CompreSSM: Efficient State Space Model Compression

Updated 18 February 2026

CompreSSM is a suite of techniques for compressing state space models using balanced truncation and selective gating to optimize memory, computation, and maintain accuracy.
It employs in-training model order reduction by discarding low-energy state components, achieving robust performance with significantly reduced model dimensions.
The method leverages information-theoretic rate-distortion trade-offs to dynamically balance compression and expressivity in diverse sequence modeling applications.
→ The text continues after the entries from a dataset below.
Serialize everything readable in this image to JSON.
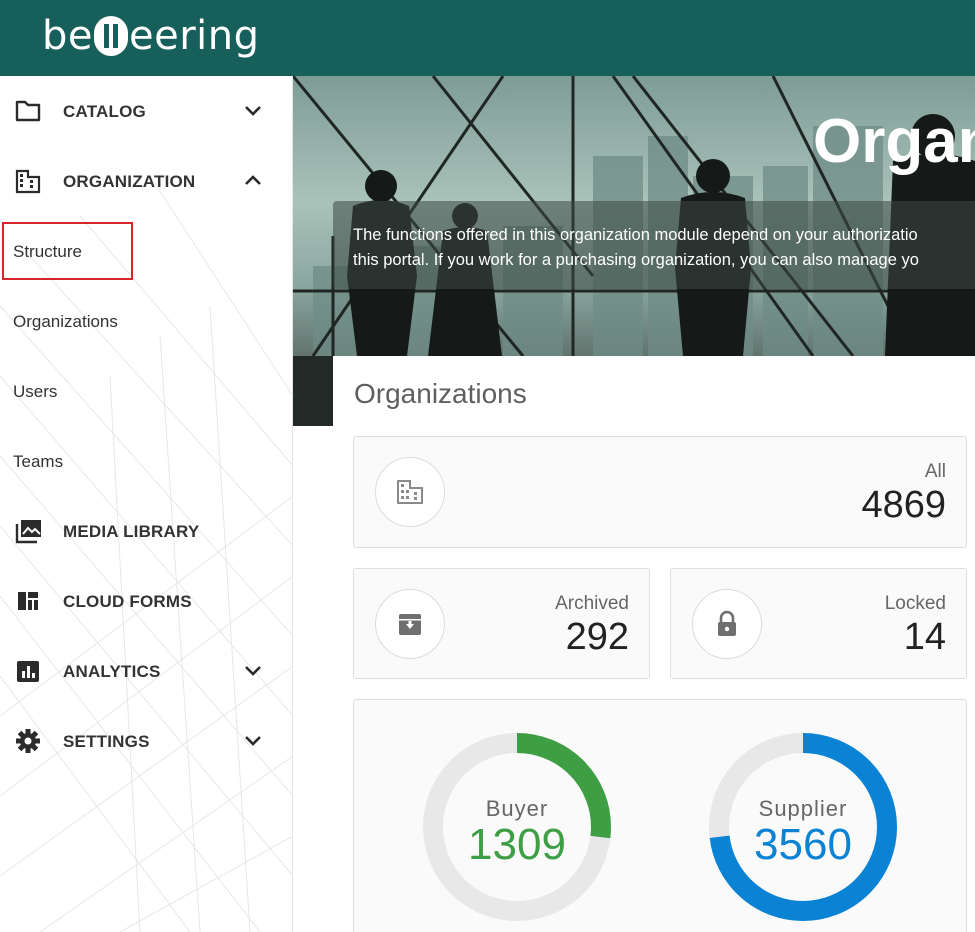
{
  "app": {
    "logo_text_left": "be",
    "logo_text_right": "eering"
  },
  "sidebar": {
    "items": [
      {
        "label": "CATALOG",
        "icon": "folder-icon",
        "chevron": "chevron-down-icon"
      },
      {
        "label": "ORGANIZATION",
        "icon": "building-icon",
        "chevron": "chevron-up-icon"
      },
      {
        "label": "MEDIA LIBRARY",
        "icon": "image-library-icon"
      },
      {
        "label": "CLOUD FORMS",
        "icon": "dashboard-icon"
      },
      {
        "label": "ANALYTICS",
        "icon": "bar-chart-icon",
        "chevron": "chevron-down-icon"
      },
      {
        "label": "SETTINGS",
        "icon": "gear-icon",
        "chevron": "chevron-down-icon"
      }
    ],
    "subitems": [
      {
        "label": "Structure",
        "selected": true
      },
      {
        "label": "Organizations"
      },
      {
        "label": "Users"
      },
      {
        "label": "Teams"
      }
    ]
  },
  "banner": {
    "title": "Organ",
    "line1": "The functions offered in this organization module depend on your authorizatio",
    "line2": "this portal. If you work for a purchasing organization, you can also manage yo"
  },
  "main": {
    "heading": "Organizations",
    "cards": {
      "all": {
        "label": "All",
        "value": "4869",
        "icon": "building-icon"
      },
      "archived": {
        "label": "Archived",
        "value": "292",
        "icon": "archive-icon"
      },
      "locked": {
        "label": "Locked",
        "value": "14",
        "icon": "lock-icon"
      }
    },
    "donuts": {
      "buyer": {
        "label": "Buyer",
        "value": "1309",
        "fraction": 0.269,
        "color": "#3e9e44"
      },
      "supplier": {
        "label": "Supplier",
        "value": "3560",
        "fraction": 0.731,
        "color": "#0a83d4"
      }
    }
  },
  "colors": {
    "header": "#175f5a",
    "highlight": "#d9242b",
    "donut_track": "#e8e8e8"
  }
}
CompreSSM refers to methods and theoretical constructs for compressing state space models (SSMs) to minimize memory, computation, or storage without incurring significant loss in expressivity or performance. In contemporary literature, CompreSSM specifically denotes two overlapping but distinct research avenues: (1) in-training model order reduction via balanced truncation for discrete linear SSMs, most notably in "The Curious Case of In-Training Compression of State Space Models" (Chahine et al., 3 Oct 2025), and (2) selective memory compression using gating and information-theoretic rate-distortion trade-offs, framed as "Compressive Selective State Space Models" (Bhat, 2024). Both approaches target efficient long-context sequence modeling, providing algorithmic and theoretical tools to overcome the computational and representational bottlenecks typical of large SSMs.
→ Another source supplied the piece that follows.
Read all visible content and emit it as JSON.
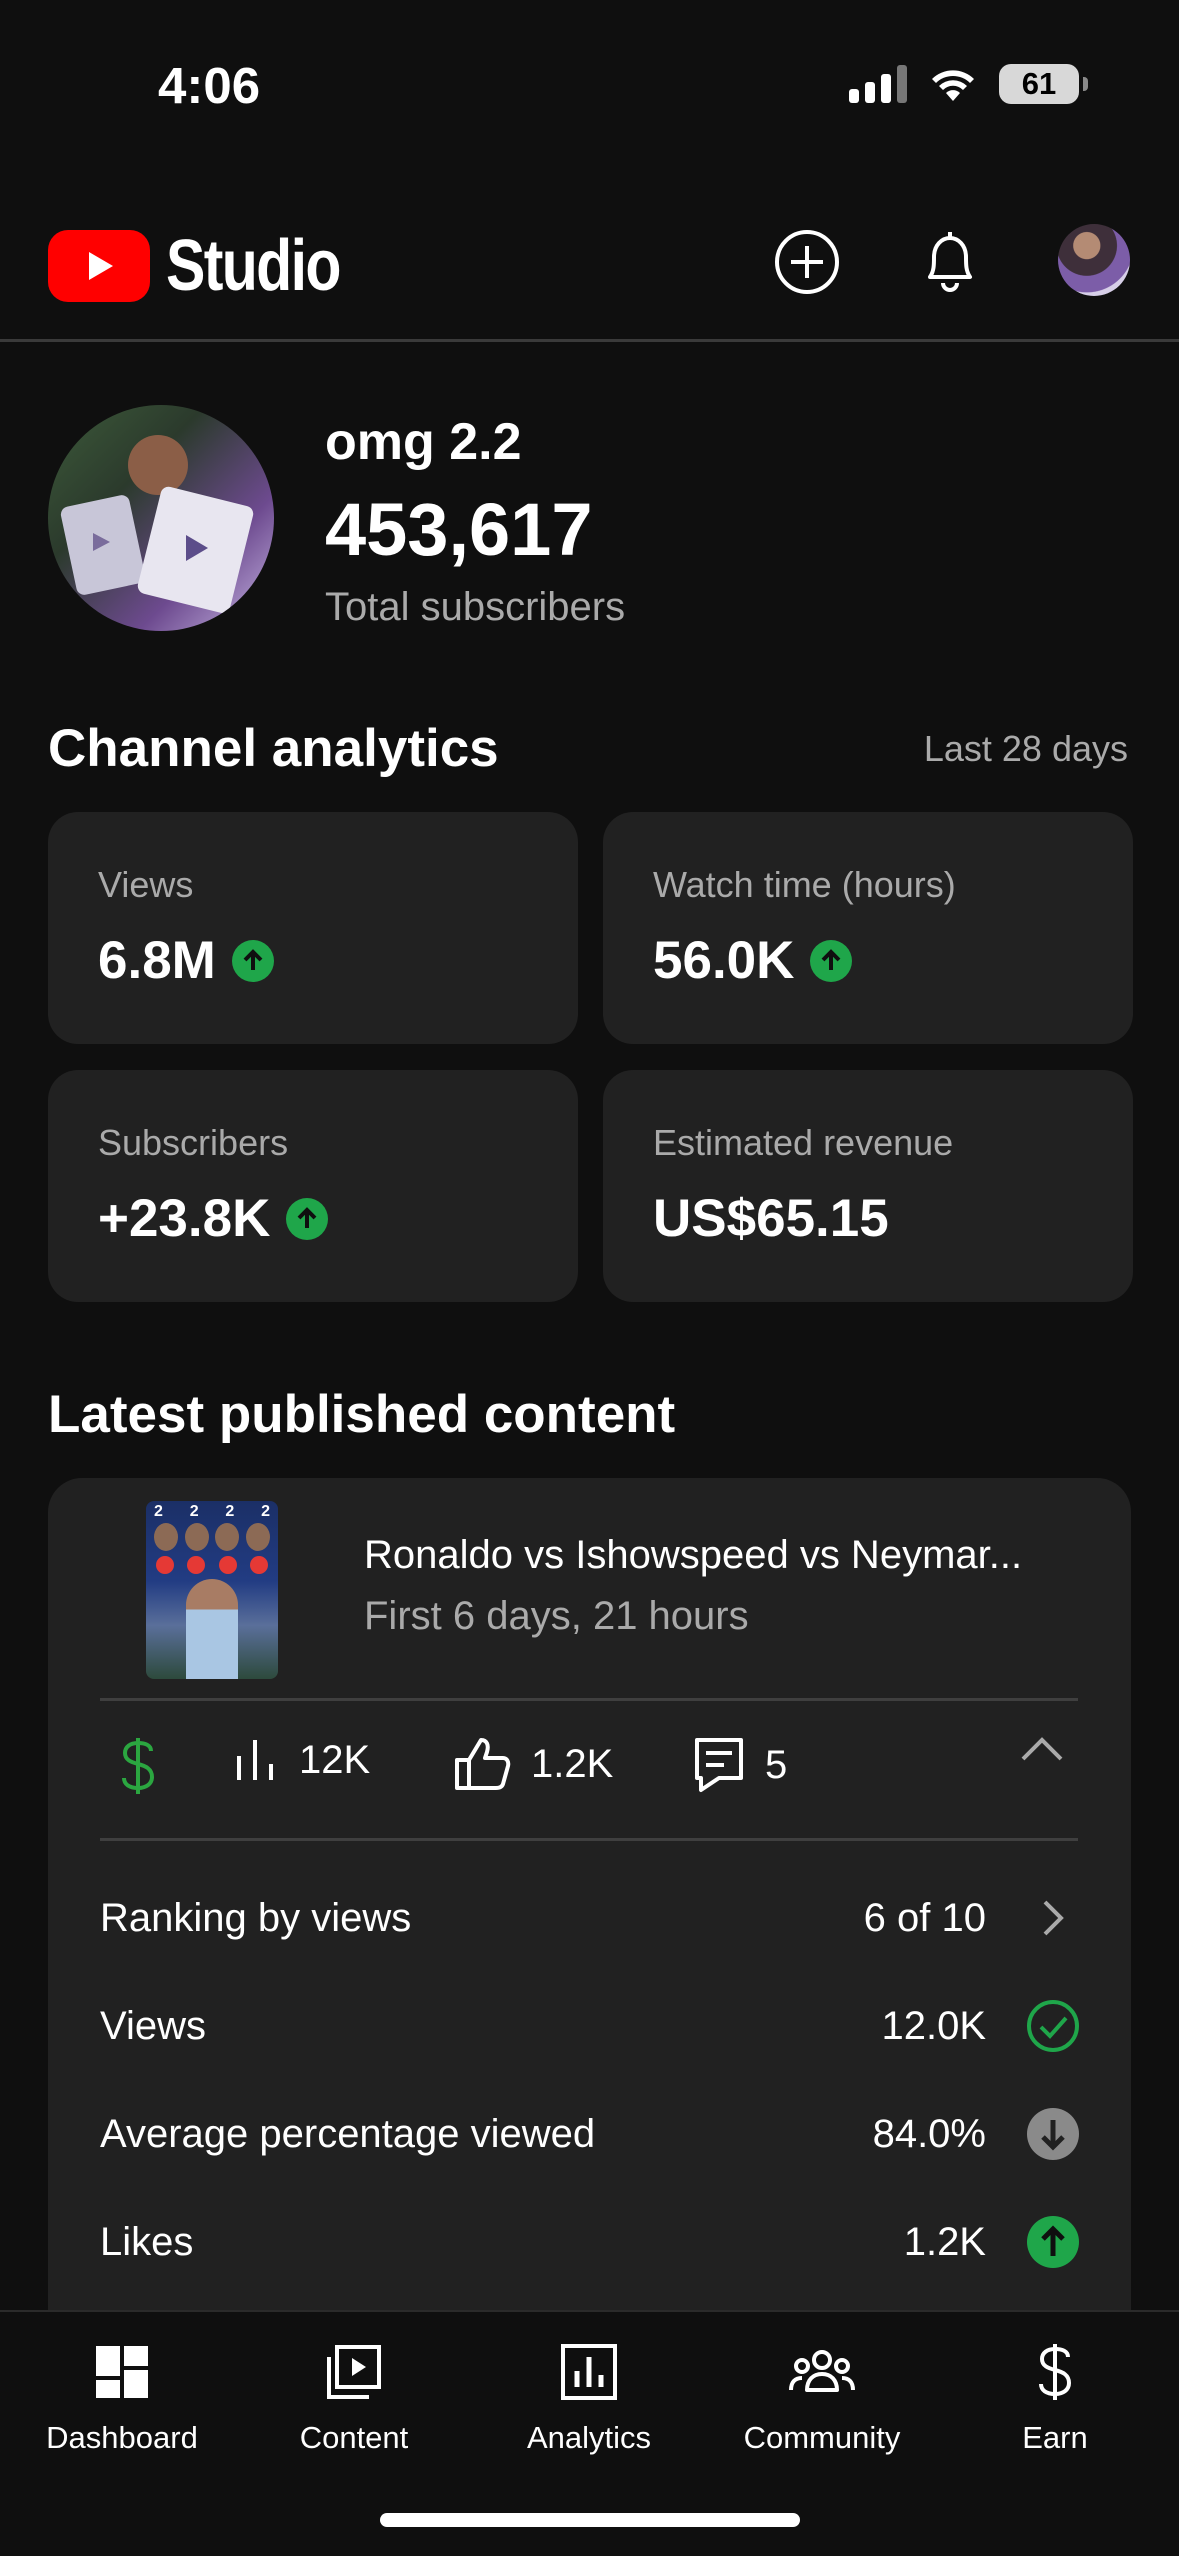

1. State Space Model Compression: Problem Formulation

State space models process sequential data using recurrence: $x_{k+1} = A x_k + B u_k,\quad y_k = C x_k + D u_k,$ where $x_k\in\mathbb R^n$ is the hidden state, $u_k\in\mathbb R^p$ the input, and $y_k\in\mathbb R^q$ the output. High-dimensional $n$ is necessary for modeling long-range dependencies, but creates quadratic per-step update and storage costs. CompreSSM addresses the need to reduce $n$ —the state-space dimension—while maintaining or, in some cases, improving performance relative to a scratch-trained low-dimensional counterpart.

Model order reduction in SSMs is classically approached via balanced truncation, which exploits the controllability and observability structure encoded in the system matrices ( $A,B,C,D$ ) to identify and discard low-energy state components. Modern techniques further introduce adaptive or selective compression mechanisms, such as input-conditioned gating, offering additional avenues for dynamic, data-driven memory savings (Bhat, 2024).
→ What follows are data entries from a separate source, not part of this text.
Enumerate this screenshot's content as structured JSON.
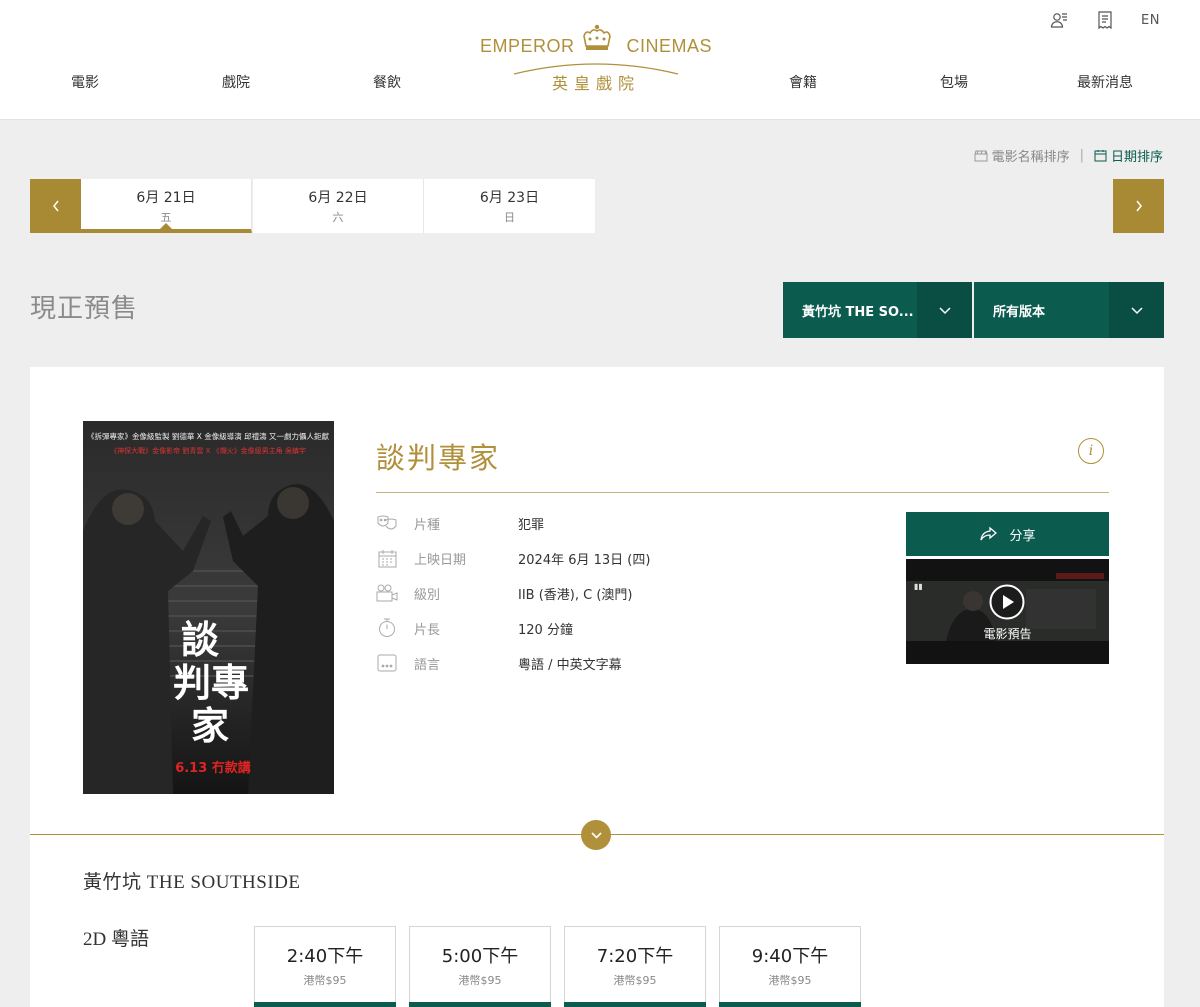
{
  "header": {
    "brand_left": "EMPEROR",
    "brand_right": "CINEMAS",
    "brand_cn": "英皇戲院",
    "lang": "EN",
    "util_icons": [
      "member-icon",
      "receipt-icon"
    ],
    "nav": [
      "電影",
      "戲院",
      "餐飲",
      "會籍",
      "包場",
      "最新消息"
    ]
  },
  "sort": {
    "by_name": "電影名稱排序",
    "separator": "|",
    "by_date": "日期排序"
  },
  "dates": [
    {
      "date": "6月 21日",
      "weekday": "五",
      "active": true
    },
    {
      "date": "6月 22日",
      "weekday": "六",
      "active": false
    },
    {
      "date": "6月 23日",
      "weekday": "日",
      "active": false
    }
  ],
  "presale_title": "現正預售",
  "filters": {
    "cinema": "黃竹坑 THE SO...",
    "version": "所有版本"
  },
  "movie": {
    "title": "談判專家",
    "details": [
      {
        "icon": "masks-icon",
        "label": "片種",
        "value": "犯罪"
      },
      {
        "icon": "calendar-icon",
        "label": "上映日期",
        "value": "2024年 6月 13日 (四)"
      },
      {
        "icon": "rating-icon",
        "label": "級別",
        "value": "IIB (香港), C (澳門)"
      },
      {
        "icon": "stopwatch-icon",
        "label": "片長",
        "value": "120 分鐘"
      },
      {
        "icon": "language-icon",
        "label": "語言",
        "value": "粵語 / 中英文字幕"
      }
    ],
    "share_label": "分享",
    "trailer_label": "電影預告",
    "poster": {
      "line1": "《拆彈專家》金像級監製 劉德華 X 金像級導演 邱禮濤 又一劇力懾人鉅獻",
      "line2": "《神探大戰》金像影帝 劉青雲 X 《爛火》金像級男主角 吳鎮宇",
      "title_chars": [
        "談",
        "判",
        "專",
        "家"
      ],
      "release": "6.13 冇款講"
    }
  },
  "cinema_name": "黃竹坑 THE SOUTHSIDE",
  "version_name": "2D 粵語",
  "showtimes": [
    {
      "time": "2:40下午",
      "price": "港幣$95"
    },
    {
      "time": "5:00下午",
      "price": "港幣$95"
    },
    {
      "time": "7:20下午",
      "price": "港幣$95"
    },
    {
      "time": "9:40下午",
      "price": "港幣$95"
    }
  ],
  "colors": {
    "gold": "#a88a35",
    "green": "#0b5b4f",
    "bg": "#eeeeee"
  }
}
2. Balanced Truncation and In-Training Model Reduction

Balanced truncation is grounded in control theory and leverages the Hankel singular values (HSVs) of an LTI system to quantify the joint controllability and observability of state dimensions. Given the controllability ( $W_c$ ) and observability ( $W_o$ ) Gramians by the discrete Lyapunov equations,

$W_c = \sum_{k=0}^\infty A^k B B^T (A^T)^k, \quad W_o = \sum_{k=0}^\infty (A^T)^k C^T C A^k,$

the HSVs are the sorted square roots of the eigenvalues of $W_cW_o$ . Balanced realization finds a similarity transform rendering $W_c$ , $W_o$ diagonal and equal, allowing truncation of the state to the $r$ directions with largest HSVs: $\sum_{i=1}^{r} \sigma_i \geq \tau \sum_{i=1}^n \sigma_i,$ with hyperparameter $\tau \in [0,1]$ (Chahine et al., 3 Oct 2025). The truncated system inherits $\mathcal H_\infty$ error guarantees.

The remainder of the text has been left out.